Save Your Troubled Marriage



You should never beg or plead with your partner to get them to return.
Begging or pleading just shows your partner what depths you will go to
in order to win them back. You'll then feel humiliated when they don't
respond to your pleas. When your marriage is in crisis, don't show
your partner that you're panicking. Desperation will cause your
partner to feel suffocated and will push him or her even further away.
Collect yourself and gather your thoughts before doing anything you
might regret.
For example:
Imagine that your partner has left you. You feel alone, desperate, and
will do anything to get them back. You call your partner continually,
do things that you know they like, and ask everyone you know to help
you get your partner back. What you don't realize is that, in the
process, you've given away any bargaining power you might have had.

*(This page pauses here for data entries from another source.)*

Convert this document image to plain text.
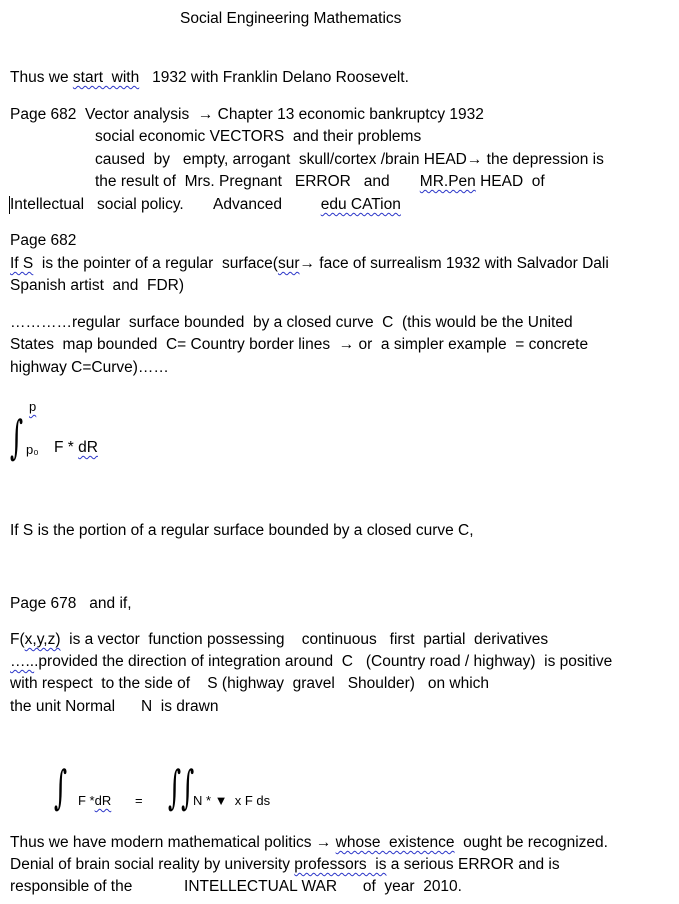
Social Engineering Mathematics
Thus we start  with   1932 with Franklin Delano Roosevelt.
Page 682  Vector analysis  → Chapter 13 economic bankruptcy 1932
social economic VECTORS  and their problems
caused  by   empty, arrogant  skull/cortex /brain HEAD→ the depression is
the result of  Mrs. Pregnant   ERROR   and       MR.Pen HEAD  of
Intellectual   social policy.       Advanced         edu CATion
Page 682
If S  is the pointer of a regular  surface(sur→ face of surrealism 1932 with Salvador Dali
Spanish artist  and  FDR)
…………regular  surface bounded  by a closed curve  C  (this would be the United
States  map bounded  C= Country border lines  → or  a simpler example  = concrete
highway C=Curve)……
∫
p
p₀ F * dR
If S is the portion of a regular surface bounded by a closed curve C,
Page 678   and if,
F(x,y,z)  is a vector  function possessing    continuous   first  partial  derivatives
…...provided the direction of integration around  C   (Country road / highway)  is positive
with respect  to the side of    S (highway  gravel   Shoulder)   on which
the unit Normal      N  is drawn
∫ F *dR = ∫∫
N * ▼  x F ds
Thus we have modern mathematical politics → whose  existence  ought be recognized.
Denial of brain social reality by university professors  is a serious ERROR and is
responsible of the            INTELLECTUAL WAR      of  year  2010.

You've shown your partner that you want to accept 100% responsibility
for the marriage ... and your partner doesn't have to do anything
except come back to you.
You may not believe this, but very few marriages reach the point of
separation or divorce without being pushed along that path by both
partners. Both of you influence each other in ways that may not even
be visible. That's why it is so crucial that you look at why your
marriage is in crisis. Even a tiny change in your attitude, actions,
or lifestyle can completely change the dynamic of your marriage. You
have enormous power ... but only if you know how to use it.

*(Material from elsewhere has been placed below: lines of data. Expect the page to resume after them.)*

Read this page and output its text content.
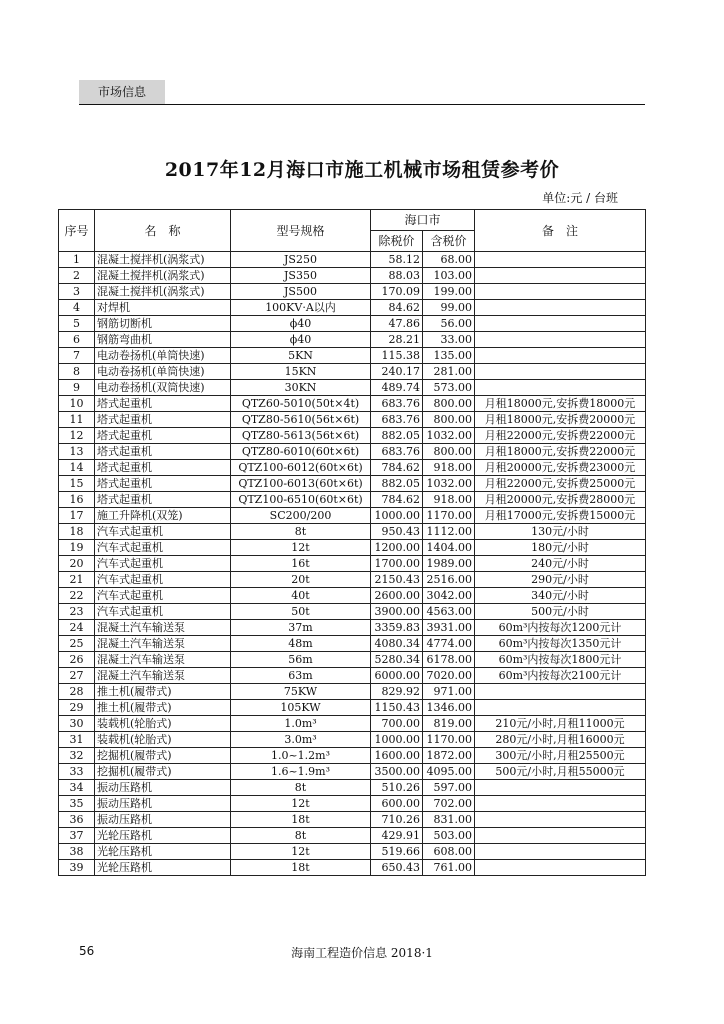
市场信息
2017年12月海口市施工机械市场租赁参考价
单位:元 / 台班
序号	名　称	型号规格	海口市		备　注
			除税价	含税价	
1	混凝土搅拌机(涡浆式)	JS250	58.12	68.00	
2	混凝土搅拌机(涡浆式)	JS350	88.03	103.00	
3	混凝土搅拌机(涡浆式)	JS500	170.09	199.00	
4	对焊机	100KV·A以内	84.62	99.00	
5	钢筋切断机	ϕ40	47.86	56.00	
6	钢筋弯曲机	ϕ40	28.21	33.00	
7	电动卷扬机(单筒快速)	5KN	115.38	135.00	
8	电动卷扬机(单筒快速)	15KN	240.17	281.00	
9	电动卷扬机(双筒快速)	30KN	489.74	573.00	
10	塔式起重机	QTZ60-5010(50t×4t)	683.76	800.00	月租18000元,安拆费18000元
11	塔式起重机	QTZ80-5610(56t×6t)	683.76	800.00	月租18000元,安拆费20000元
12	塔式起重机	QTZ80-5613(56t×6t)	882.05	1032.00	月租22000元,安拆费22000元
13	塔式起重机	QTZ80-6010(60t×6t)	683.76	800.00	月租18000元,安拆费22000元
14	塔式起重机	QTZ100-6012(60t×6t)	784.62	918.00	月租20000元,安拆费23000元
15	塔式起重机	QTZ100-6013(60t×6t)	882.05	1032.00	月租22000元,安拆费25000元
16	塔式起重机	QTZ100-6510(60t×6t)	784.62	918.00	月租20000元,安拆费28000元
17	施工升降机(双笼)	SC200/200	1000.00	1170.00	月租17000元,安拆费15000元
18	汽车式起重机	8t	950.43	1112.00	130元/小时
19	汽车式起重机	12t	1200.00	1404.00	180元/小时
20	汽车式起重机	16t	1700.00	1989.00	240元/小时
21	汽车式起重机	20t	2150.43	2516.00	290元/小时
22	汽车式起重机	40t	2600.00	3042.00	340元/小时
23	汽车式起重机	50t	3900.00	4563.00	500元/小时
24	混凝土汽车输送泵	37m	3359.83	3931.00	60m³内按每次1200元计
25	混凝土汽车输送泵	48m	4080.34	4774.00	60m³内按每次1350元计
26	混凝土汽车输送泵	56m	5280.34	6178.00	60m³内按每次1800元计
27	混凝土汽车输送泵	63m	6000.00	7020.00	60m³内按每次2100元计
28	推土机(履带式)	75KW	829.92	971.00	
29	推土机(履带式)	105KW	1150.43	1346.00	
30	装载机(轮胎式)	1.0m³	700.00	819.00	210元/小时,月租11000元
31	装载机(轮胎式)	3.0m³	1000.00	1170.00	280元/小时,月租16000元
32	挖掘机(履带式)	1.0~1.2m³	1600.00	1872.00	300元/小时,月租25500元
33	挖掘机(履带式)	1.6~1.9m³	3500.00	4095.00	500元/小时,月租55000元
34	振动压路机	8t	510.26	597.00	
35	振动压路机	12t	600.00	702.00	
36	振动压路机	18t	710.26	831.00	
37	光轮压路机	8t	429.91	503.00	
38	光轮压路机	12t	519.66	608.00	
39	光轮压路机	18t	650.43	761.00	
56	海南工程造价信息 2018·1
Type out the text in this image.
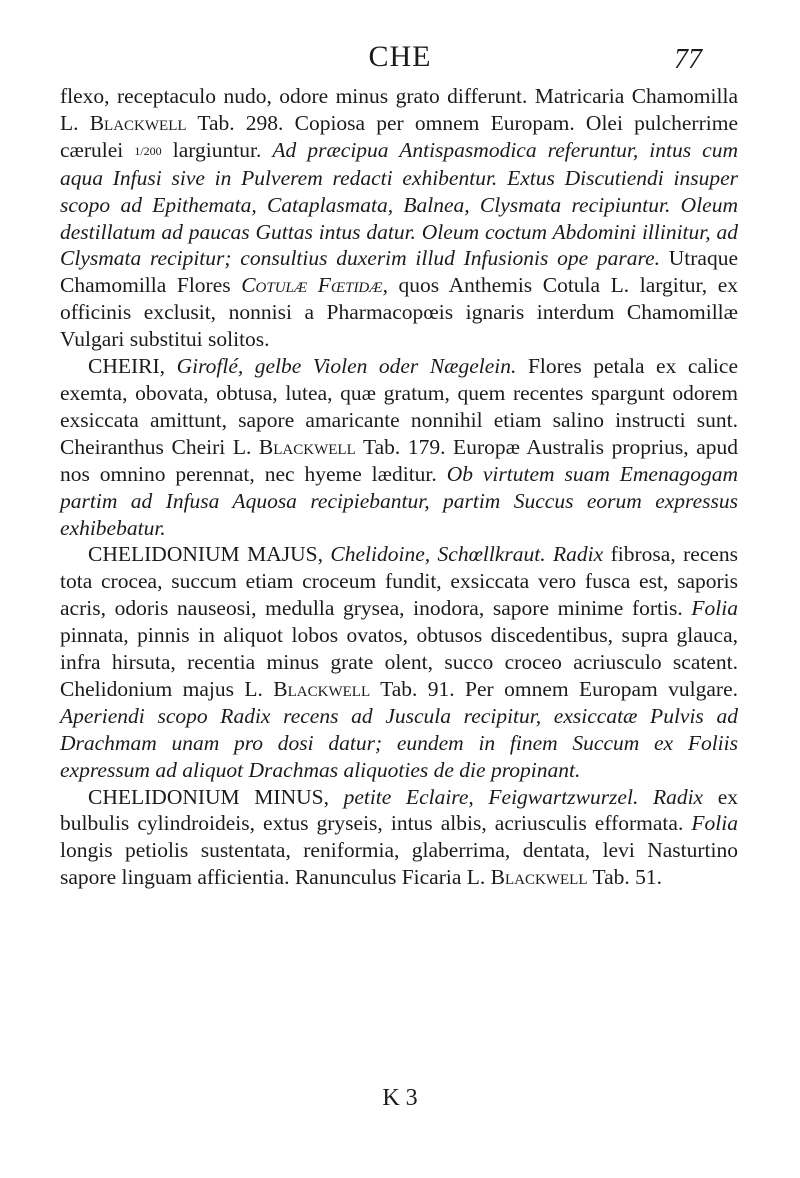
CHE	77

flexo, receptaculo nudo, odore minus grato differunt. Matricaria Chamomilla L. Blackwell Tab. 298. Copiosa per omnem Europam. Olei pulcherrime cærulei 1/200 largiuntur. Ad præcipua Antispasmodica referuntur, intus cum aqua Infusi sive in Pulverem redacti exhibentur. Extus Discutiendi insuper scopo ad Epithemata, Cataplasmata, Balnea, Clysmata recipiuntur. Oleum destillatum ad paucas Guttas intus datur. Oleum coctum Abdomini illinitur, ad Clysmata recipitur; consultius duxerim illud Infusionis ope parare. Utraque Chamomilla Flores Cotulæ Fœtidæ, quos Anthemis Cotula L. largitur, ex officinis exclusit, nonnisi a Pharmacopœis ignaris interdum Chamomillæ Vulgari substitui solitos.

CHEIRI, Giroflé, gelbe Violen oder Nægelein. Flores petala ex calice exemta, obovata, obtusa, lutea, quæ gratum, quem recentes spargunt odorem exsiccata amittunt, sapore amaricante nonnihil etiam salino instructi sunt. Cheiranthus Cheiri L. Blackwell Tab. 179. Europæ Australis proprius, apud nos omnino perennat, nec hyeme læditur. Ob virtutem suam Emenagogam partim ad Infusa Aquosa recipiebantur, partim Succus eorum expressus exhibebatur.

CHELIDONIUM MAJUS, Chelidoine, Schœllkraut. Radix fibrosa, recens tota crocea, succum etiam croceum fundit, exsiccata vero fusca est, saporis acris, odoris nauseosi, medulla grysea, inodora, sapore minime fortis. Folia pinnata, pinnis in aliquot lobos ovatos, obtusos discedentibus, supra glauca, infra hirsuta, recentia minus grate olent, succo croceo acriusculo scatent. Chelidonium majus L. Blackwell Tab. 91. Per omnem Europam vulgare. Aperiendi scopo Radix recens ad Jusculа recipitur, exsiccatæ Pulvis ad Drachmam unam pro dosi datur; eundem in finem Succum ex Foliis expressum ad aliquot Drachmas aliquoties de die propinant.

CHELIDONIUM MINUS, petite Eclaire, Feigwartzwurzel. Radix ex bulbulis cylindroideis, extus gryseis, intus albis, acriusculis efformata. Folia longis petiolis sustentata, reniformia, glaberrima, dentata, levi Nasturtino sapore linguam afficientia. Ranunculus Ficaria L. Blackwell Tab. 51.

K 3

Begging and pleading gives away that power. Clear-headed communication
and complete honesty intensifies it. You are an adult; don't let your
partner's actions turn you back into a child. If your partner needs
space, give them space. Spend time doing those things that make you
feel strong, capable, and nurtured. Spend time with your family and
your friends; talk about your feelings with others. Do whatever it
takes to make sure that the next time you speak with your partner
about your marriage crisis, you are calm, collected, and in control of
your feelings so that you can talk honestly.
Before you talk with your partner next, ask yourself these three
questions. Are you feeling defensive? If you are, take a step back.
You may not be ready to speak to your partner. Are you feeling
desperate? If you are, take a step back. You may not be ready to speak
with your partner. Are you feeling resentful and angry? If you are,
take a step back. You may not be ready to speak with your partner.
Just remember: the ball is in your court. How you react to your
partner's separation may determine the course of your marriage.